Methodology choices

July 2021

As outlined in the main rise/set page, one's image-taking approach needs to be different for each type of Moon rise/set. And it will change as the HDR technology advances. Other game-changers are: a second camera; video. The following mostly assumes one camera. With two cameras, you can choose to do 3D-stereo pair or split sky-foreground between the two.

"Day to Night" or "Night to Day"

These are real challenges for a time lapse because the Moon stays the same brightness (except in the lowest 2 degrees) while the background changes dramatically. I almost exclusively shoot 6-bracket exposure bursts with an intervalometer today, but for completeness here is the range of approaches:

  1. go for single composites, allowing re-positioning, changing zoom

  2. time lapse with single proper Moon exposure and using blended before/after foregrounds

  3. multiple cameras. Allows more flexibility, but requires more work in post-processing to align the images. Stereophotomaker lets you generate 3D stereo pairs rather easily.

  4. HDR blending a quintuplet of images. In winter I go for a sextuplet because the Moon is brighter higher up. So far EnfuseGUI does a nice job on individual frames. Note that the "Sat" parameter needs to be set to zero else it produces weird shading artifacts in the sky. If you find the Moon is still a little bleached, I batch create an ever shorter exposure, then enfuse the septuplet.

Clear Night

  1. Basic composite is straightforward. Take foreground images before the Moon enters and after it leaves the frame. If you can, try and get some "dark steel blue" in the background sky to avoid it being plain black. In some cases this means arriving 30-60 minutes early or staying late to catch the twilight or even horizon reflection on the buildings.

  2. Consider dynamic foreground issues

Partly Cloudy Night

This is a Goldilocks situation of just enough clouds providing "atmosphere" to the picture or time lapse but not too much to actually obscure the Moon. Some form of HDR is a must to capture the clouds and prevent the Moon from being blown out. EnfuseGUI does a good job on a bracketed set, but requires both an underexposed Moon and and overexposed foreground .

Crescent

This is pretty straightforward since one is going for earthshine and not worrying about the overexposed crescent. Generally a single exposure is fine to capture both earthshine and the city foreground. Thereafter, simple care to gradually ramp the exposure to keep the foreground nicely exposed. Earthshine of course depends on how cloudy it is on the sunlit portion of the Earth, but its visibility is crucially dependent on contrast against the sky. If the sky is bright and the Moon is low (very young/old crescents), the earthshine is invisible - it's tough to get earthshine when less than 24hrs from New Moon. Extinction in the lowest 2-3 degrees can hide it too. Too high a Moon makes the foreground small. The key parameter is height above the horizon for a particular solar depression: You want the Moon in the deep blue part of the sky with yellow-orange below. Simple elongation from the Sun can be misleading as an indicator.

Other considerations:

  • shifting focus due to changing temperatures. I deliberately put a focus point on a building so I can do a quick autofocus between exposures without stopping the sequence or moving the camera.
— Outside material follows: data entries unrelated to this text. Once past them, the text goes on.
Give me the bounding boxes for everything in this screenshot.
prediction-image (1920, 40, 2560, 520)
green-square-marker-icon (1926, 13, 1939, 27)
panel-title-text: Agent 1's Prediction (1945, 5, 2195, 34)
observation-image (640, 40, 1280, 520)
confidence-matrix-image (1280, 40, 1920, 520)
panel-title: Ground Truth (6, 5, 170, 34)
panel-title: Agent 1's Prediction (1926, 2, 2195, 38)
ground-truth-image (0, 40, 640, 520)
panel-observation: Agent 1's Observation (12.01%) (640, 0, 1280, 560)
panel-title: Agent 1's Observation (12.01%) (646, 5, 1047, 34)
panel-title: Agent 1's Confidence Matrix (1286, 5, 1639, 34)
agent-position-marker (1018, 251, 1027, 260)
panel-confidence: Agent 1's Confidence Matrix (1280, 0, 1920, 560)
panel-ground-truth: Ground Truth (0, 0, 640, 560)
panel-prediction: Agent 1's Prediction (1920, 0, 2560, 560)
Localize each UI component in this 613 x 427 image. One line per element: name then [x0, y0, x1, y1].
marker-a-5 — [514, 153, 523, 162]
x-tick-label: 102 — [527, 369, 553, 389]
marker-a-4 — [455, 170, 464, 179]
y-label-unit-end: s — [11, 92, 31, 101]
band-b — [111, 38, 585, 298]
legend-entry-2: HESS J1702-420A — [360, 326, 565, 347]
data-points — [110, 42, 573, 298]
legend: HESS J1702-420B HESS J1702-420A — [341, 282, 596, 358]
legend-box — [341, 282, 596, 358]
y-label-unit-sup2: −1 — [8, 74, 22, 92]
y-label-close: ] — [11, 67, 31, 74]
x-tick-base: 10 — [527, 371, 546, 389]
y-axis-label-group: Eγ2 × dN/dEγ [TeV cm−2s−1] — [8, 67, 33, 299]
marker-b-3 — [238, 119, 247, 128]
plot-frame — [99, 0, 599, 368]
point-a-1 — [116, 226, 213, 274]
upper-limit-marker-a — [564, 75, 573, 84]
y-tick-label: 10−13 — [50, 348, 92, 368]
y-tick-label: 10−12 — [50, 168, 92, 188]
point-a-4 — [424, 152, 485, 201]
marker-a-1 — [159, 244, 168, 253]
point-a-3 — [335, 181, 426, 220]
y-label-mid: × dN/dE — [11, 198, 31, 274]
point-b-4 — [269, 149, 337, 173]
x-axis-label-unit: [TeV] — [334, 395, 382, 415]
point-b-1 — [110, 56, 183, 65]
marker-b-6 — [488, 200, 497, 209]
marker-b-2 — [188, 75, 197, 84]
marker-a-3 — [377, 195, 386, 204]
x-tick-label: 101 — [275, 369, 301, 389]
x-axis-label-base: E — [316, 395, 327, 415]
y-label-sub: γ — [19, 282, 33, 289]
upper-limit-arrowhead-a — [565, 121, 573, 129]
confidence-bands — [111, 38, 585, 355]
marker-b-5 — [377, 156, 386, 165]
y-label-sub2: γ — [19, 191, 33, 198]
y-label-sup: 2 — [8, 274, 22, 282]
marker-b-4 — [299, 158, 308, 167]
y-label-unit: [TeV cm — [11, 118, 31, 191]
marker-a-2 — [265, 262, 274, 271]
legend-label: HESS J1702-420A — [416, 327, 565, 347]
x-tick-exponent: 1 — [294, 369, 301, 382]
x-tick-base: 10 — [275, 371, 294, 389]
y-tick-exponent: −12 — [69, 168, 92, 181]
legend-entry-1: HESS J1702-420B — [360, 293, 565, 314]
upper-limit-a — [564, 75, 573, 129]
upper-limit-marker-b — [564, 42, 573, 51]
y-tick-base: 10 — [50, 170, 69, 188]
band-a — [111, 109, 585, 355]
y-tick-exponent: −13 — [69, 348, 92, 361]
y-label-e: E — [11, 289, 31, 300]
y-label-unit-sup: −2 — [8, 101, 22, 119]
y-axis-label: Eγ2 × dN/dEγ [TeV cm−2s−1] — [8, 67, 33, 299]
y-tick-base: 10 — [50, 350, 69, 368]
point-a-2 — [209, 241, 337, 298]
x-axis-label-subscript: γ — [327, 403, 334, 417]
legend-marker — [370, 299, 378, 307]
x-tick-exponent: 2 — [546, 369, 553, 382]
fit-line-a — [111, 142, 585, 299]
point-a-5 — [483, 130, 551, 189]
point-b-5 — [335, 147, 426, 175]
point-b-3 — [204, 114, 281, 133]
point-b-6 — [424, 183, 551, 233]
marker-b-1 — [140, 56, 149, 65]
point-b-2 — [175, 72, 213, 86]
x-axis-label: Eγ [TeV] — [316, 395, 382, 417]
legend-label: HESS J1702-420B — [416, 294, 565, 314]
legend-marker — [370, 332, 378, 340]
  • distance and haze: more distance means bigger buildings/foreground relative to the Moon, but it also means more haze, which adds a lot of light scatter for night shots; less distance of course means a smaller Moon relative to buildings or fewer buildings, but it typically means the Moon disappears at a higher altitude.

  • time-lapse locks you in; no freedom in changing position or zoom (without a second camera/lens)

  • Is there motion in the foreground? The eye is forgiving to car movements, but in winter plumes tend to jump around even at 6 second intervals and can be quite distracting. Consider long exposure "frame-dragging" to blur (e.g. 0.8s exposure every second) - this might necessitate a second camera to capture the Moon in shorter bursts and more post-processing. It begs the question of moving into HDR video then compressed later. Would still need to think about whether to blur or skip sub-frames. Oooof.

  • A constant foreground and a blank dark sky produce a slightly surreal (uncomfortable) result, almost cartoon-like

  • Have two foreground shots, one before, one after, shoot only for the Moon, then afterward composite the Moon onto a foreground that is a blend of the two: 100% of the light on the first foreground sliding to 0 for the last, while the second foreground slides up from 0 to 100%. Of course, there is no movement in the foreground, just changing lighting conditions.